*Yeah, yeah. Greek, Latin, who cares?

Sunday, August 28, 2011

A Luddite at the BBC

An alleged "Technology Reporter" at the BBC has an absolutely atrocious article about the doom we're all facing from algorithms that are taking over the world.

The first example given is the multi-million dollar used book on Amazon (which I covered in my last post). The "reporter" couldn't even do enough due-diligence journalism to realize that these weren't Amazon's fancy algorithms, but amateur algorithms (one more so than the other) by the used-book sellers. Is it important (to those people) that they know what they're doing? Sure. But it didn't affect anyone else because nobody was dumb enough to buy it.

That's followed by a series of other stupid and/or fear-mongering examples:

Movie-making decisions? If those algorithms go awry, we end up with crappy movies. Is that a new thing?

Google uses secret algorithms to determine which advertisements we see? Does anybody actually pay attention to those ads? If so, are they harmed if they don't get ads that make sense for them? The real concern here is supposed to be data harvesting...which has essentially nothing to do with these supposedly smart algorithms, and is only alluded to in the article.

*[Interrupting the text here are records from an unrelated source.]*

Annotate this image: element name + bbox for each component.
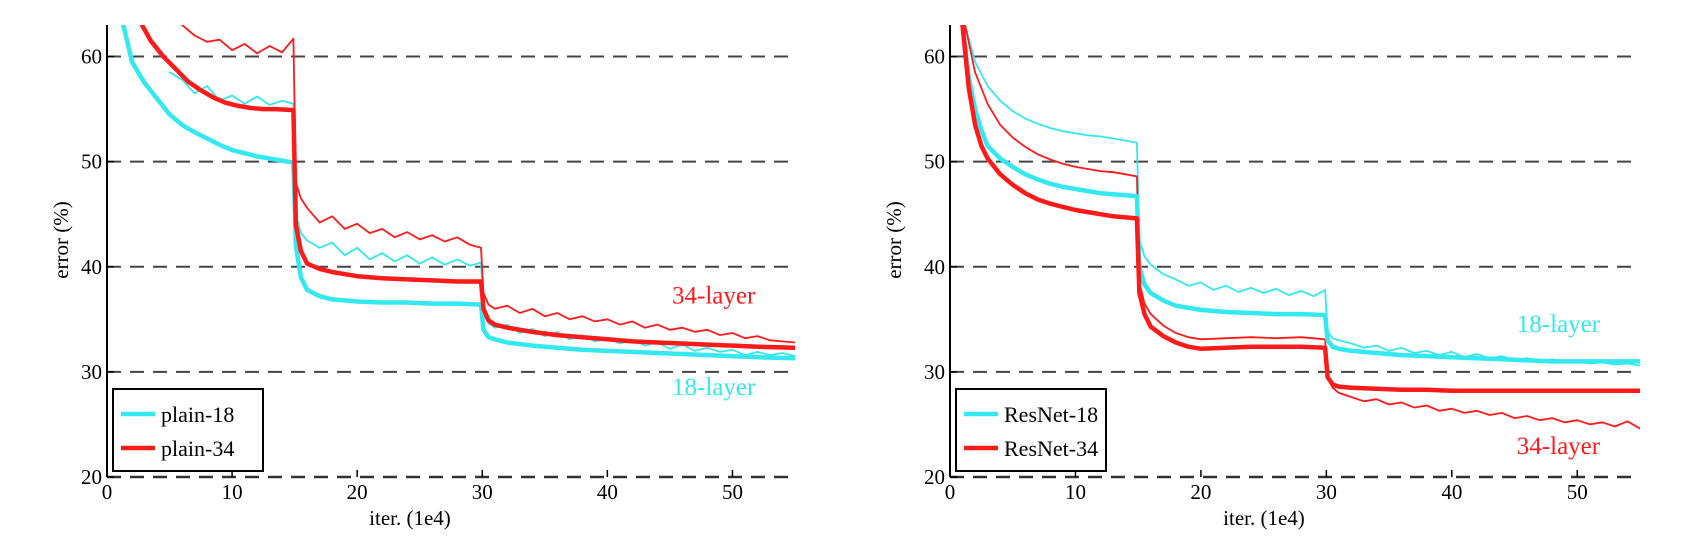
series-line-plain-18 bbox=[121, 25, 795, 361]
series-line-resnet-18 bbox=[960, 25, 1640, 364]
x-tick-label: 20 bbox=[1190, 480, 1211, 504]
chart-panel-resnet: error (%) iter. (1e4) 0 10 20 30 40 50 20 30 40 5… bbox=[882, 25, 1640, 530]
x-axis-label: iter. (1e4) bbox=[369, 506, 451, 530]
x-tick-label: 30 bbox=[1316, 480, 1337, 504]
y-tick-label: 40 bbox=[924, 255, 945, 279]
y-tick-label: 60 bbox=[924, 45, 945, 69]
y-tick-label: 40 bbox=[81, 255, 102, 279]
legend: plain-18 plain-34 bbox=[112, 388, 264, 472]
x-tick-label: 50 bbox=[722, 480, 743, 504]
series-group bbox=[121, 25, 795, 361]
series-group bbox=[960, 25, 1640, 430]
x-tick-label: 40 bbox=[1441, 480, 1462, 504]
x-tick-label: 10 bbox=[222, 480, 243, 504]
y-axis-label: error (%) bbox=[49, 201, 73, 279]
legend-box bbox=[112, 388, 264, 472]
y-tick-label: 50 bbox=[924, 150, 945, 174]
y-tick-label: 30 bbox=[81, 360, 102, 384]
annotation-label: 34-layer bbox=[1517, 433, 1601, 460]
series-line-resnet-34 bbox=[960, 25, 1640, 394]
series-line-thin-3 bbox=[964, 25, 1640, 430]
series-line-plain-34 bbox=[139, 25, 795, 350]
y-tick-label: 20 bbox=[81, 465, 102, 489]
legend-entry: ResNet-18 bbox=[1004, 402, 1098, 427]
x-tick-label: 50 bbox=[1567, 480, 1588, 504]
annotation-label: 34-layer bbox=[672, 283, 756, 310]
x-tick-label: 30 bbox=[472, 480, 493, 504]
annotation-label: 18-layer bbox=[672, 374, 756, 401]
y-tick-label: 30 bbox=[924, 360, 945, 384]
y-tick-label: 50 bbox=[81, 150, 102, 174]
legend-entry: ResNet-34 bbox=[1004, 436, 1098, 461]
x-tick-label: 40 bbox=[597, 480, 618, 504]
legend-entry: plain-34 bbox=[161, 436, 234, 461]
x-tick-label: 10 bbox=[1065, 480, 1086, 504]
x-tick-label: 0 bbox=[102, 480, 113, 504]
y-tick-label: 20 bbox=[924, 465, 945, 489]
x-tick-label: 20 bbox=[347, 480, 368, 504]
legend-box bbox=[955, 388, 1107, 472]
y-tick-label: 60 bbox=[81, 45, 102, 69]
chart-panel-plain: error (%) iter. (1e4) 0 10 20 30 40 50 20 30 40 5… bbox=[49, 25, 795, 530]
y-axis-label: error (%) bbox=[882, 201, 906, 279]
legend: ResNet-18 ResNet-34 bbox=[955, 388, 1107, 472]
x-axis-label: iter. (1e4) bbox=[1223, 506, 1305, 530]
x-tick-label: 0 bbox=[945, 480, 956, 504]
legend-entry: plain-18 bbox=[161, 402, 234, 427]
series-line-thin-3 bbox=[181, 25, 795, 344]
annotation-label: 18-layer bbox=[1517, 311, 1601, 338]
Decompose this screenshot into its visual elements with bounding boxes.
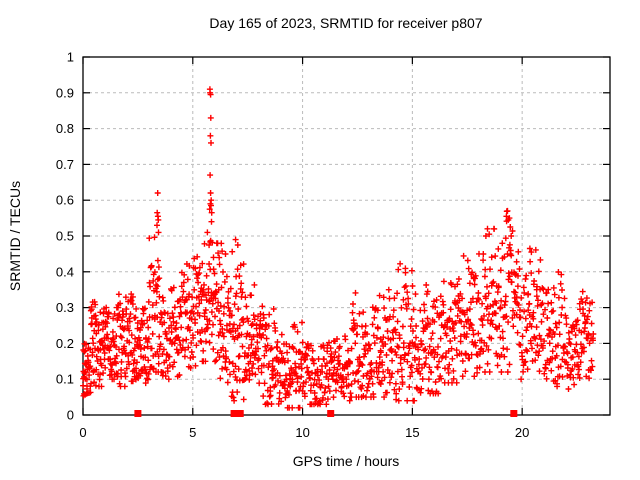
y-tick-label: 0 — [67, 408, 74, 423]
y-tick-label: 0.3 — [56, 300, 74, 315]
y-tick-label: 0.2 — [56, 336, 74, 351]
x-tick-label: 0 — [79, 425, 86, 440]
x-tick-label: 15 — [405, 425, 419, 440]
x-axis-label: GPS time / hours — [293, 453, 400, 469]
data-point-markers — [80, 86, 597, 411]
x-tick-label: 10 — [295, 425, 309, 440]
zero-square-marker — [233, 410, 241, 417]
y-tick-label: 0.4 — [56, 264, 74, 279]
zero-tick-marker — [241, 410, 244, 417]
x-tick-label: 20 — [515, 425, 529, 440]
y-tick-label: 0.5 — [56, 229, 74, 244]
x-tick-label: 5 — [189, 425, 196, 440]
zero-tick-marker — [238, 410, 241, 417]
y-tick-label: 0.7 — [56, 157, 74, 172]
y-tick-label: 0.6 — [56, 193, 74, 208]
plot-border — [82, 56, 611, 416]
zero-square-marker — [134, 410, 142, 417]
y-tick-label: 0.9 — [56, 85, 74, 100]
scatter-points — [80, 86, 597, 411]
zero-square-marker — [510, 410, 518, 417]
y-tick-label: 0.1 — [56, 372, 74, 387]
y-axis-label: SRMTID / TECUs — [7, 181, 23, 291]
y-tick-label: 0.8 — [56, 121, 74, 136]
y-tick-labels: 0 0.1 0.2 0.3 0.4 0.5 0.6 0.7 0.8 0.9 1 — [56, 50, 74, 423]
zero-tick-marker — [239, 410, 242, 417]
zero-square-marker — [327, 410, 335, 417]
x-tick-labels: 0 5 10 15 20 — [79, 425, 529, 440]
chart-title: Day 165 of 2023, SRMTID for receiver p80… — [209, 15, 482, 31]
plot-frame — [82, 56, 611, 416]
y-tick-label: 1 — [67, 50, 74, 65]
zero-value-markers — [134, 410, 518, 417]
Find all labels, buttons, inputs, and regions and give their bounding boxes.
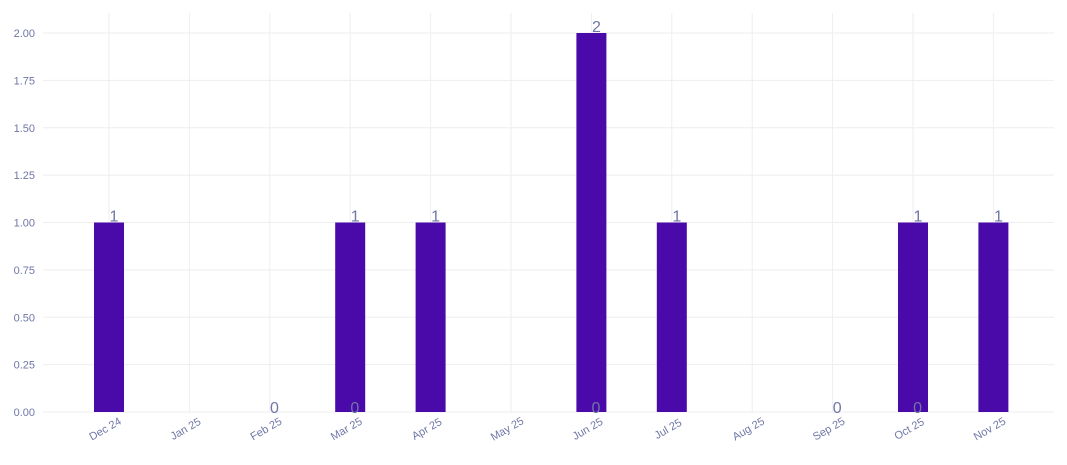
bar[interactable] [335,222,366,413]
x-tick-label: Mar 25 [329,416,365,444]
data-label: 1 [431,209,440,226]
y-tick-label: 1.25 [14,170,35,182]
y-tick-label: 0.50 [14,312,35,324]
bars-layer [94,33,1009,413]
x-tick-label: Nov 25 [972,415,1008,443]
bar[interactable] [898,222,928,413]
data-label: 1 [672,209,681,226]
x-tick-label: Feb 25 [248,416,284,444]
x-tick-label: Dec 24 [87,415,123,443]
bar[interactable] [656,222,687,413]
y-tick-label: 0.25 [14,360,35,372]
x-tick-label: May 25 [489,415,526,443]
bar[interactable] [94,222,124,413]
y-tick-label: 0.00 [14,407,35,419]
bar[interactable] [415,222,446,413]
x-tick-label: Jan 25 [169,416,204,443]
data-label: 0 [833,400,842,417]
x-tick-label: Aug 25 [731,415,767,443]
y-axis: 0.00 0.25 0.50 0.75 1.00 1.25 1.50 1.75 2.00 [14,28,35,419]
x-axis: Dec 24 Jan 25 Feb 25 Mar 25 Apr 25 May 25 Jun … [87,415,1008,443]
data-label: 2 [592,19,601,36]
data-label: 0 [270,400,279,417]
bar[interactable] [978,222,1009,413]
x-tick-label: Jun 25 [571,416,606,443]
y-tick-label: 1.00 [14,218,35,230]
data-label: 0 [913,400,922,417]
bar[interactable] [576,33,607,412]
x-tick-label: Oct 25 [892,416,926,443]
x-tick-label: Apr 25 [410,416,444,443]
y-tick-label: 0.75 [14,265,35,277]
x-tick-label: Sep 25 [811,415,847,443]
data-label: 1 [914,209,923,226]
y-tick-label: 2.00 [14,28,35,40]
y-tick-label: 1.75 [14,75,35,87]
y-tick-label: 1.50 [14,123,35,135]
data-label: 1 [351,209,360,226]
grid-layer [43,13,1054,413]
data-label: 1 [994,209,1003,226]
data-label: 1 [110,209,119,226]
data-label: 0 [350,400,359,417]
data-label: 0 [592,400,601,417]
x-tick-label: Jul 25 [653,417,684,442]
data-labels: 1 0 0 1 1 0 2 1 0 0 1 1 [110,19,1003,417]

We've stopped remembering things? We've only been doing that more and more since writing was invented. (If one hasn't seen it, Episode 4 of James Burke's The Day the Universe Changed series--also from the BBC, I should note...from 1985...is excellent on this issue relative to the printing press.) On the more specific issue, of whether search-engines are good or bad, though, I'm with Ta-Nehisi Coates' NY Times op-ed.

Computer-driven trades at the NY Stock Exchange. Doesn't anyone remember 1987? Whether such trades were at fault then or not (it's still not clear), this isn't a new concern, means of dealing with such things have been being developed since then...and unlike a "real" crash due to an asset bubble (e.g. 1929 or 2008), a mistaken crash is far less of a serious problem. Note how quick the recovery was in the 2010 'crash'.

Finally, the last line of the article is so stupid I have to quote it:

As algorithms spread their influence beyond machines to shape the raw landscape around them, it might be time to work out exactly how much they know and whether we still have time to tame them.

Algorithms are spreading their influence? Umm, no. We are spreading our use of algorithms. Work out how much they know? By definition, algorithms don't know anything (except in the sense that they embody a "how"). If you want to fear-monger about databases in the hands of incompetents and malefactors, that's a different story. Whether we still have time to tame them? I can't even begin to describe how clueless that is. Maybe we need to tame the people using the algorithms, but tame the algorithms themselves? I don't even know what that could mean.

I think what most pissed me off about the article is the total lack of any awareness that algorithms could ever be good. The algorithms on the computer that helps my car's engine burn fuel more efficiently? The algorithms used to model organic chemistry and speed the discovery or invention of new medicines? The algorithms that run and interpret the data in an MRI machine? The algorithms that keep airplanes from crashing into each other? The algorithms that allow food distributors to keep people in cities like New York and London fed (both cities typically have less than 48 hours of food on hand)? The algorithms that put a huge fraction of human knowledge and entertainment just a few keystrokes away from anyone wealthy enough to have an internet connection?

As an aside, I'd also like to point out that the used-book-price algorithms, at least, are certainly simpler than the ones used by the software the author wrote her article on.

Every technology has its potential downsides. We've been dealing with that since the first tool was invented. The opening scenes of 2001: A Space Odyssey are hilariously inaccurate to an anthropologist (I've always particularly loved the use of tapirs as ancient African prey animals, though that's one of the smallest problems), but are a familiar reminder of how deep an issue this is. Computers are just the latest tool that not everyone is comfortable with. Playing on those fears, whether out of malice or ignorance, is not something I expected of the BBC.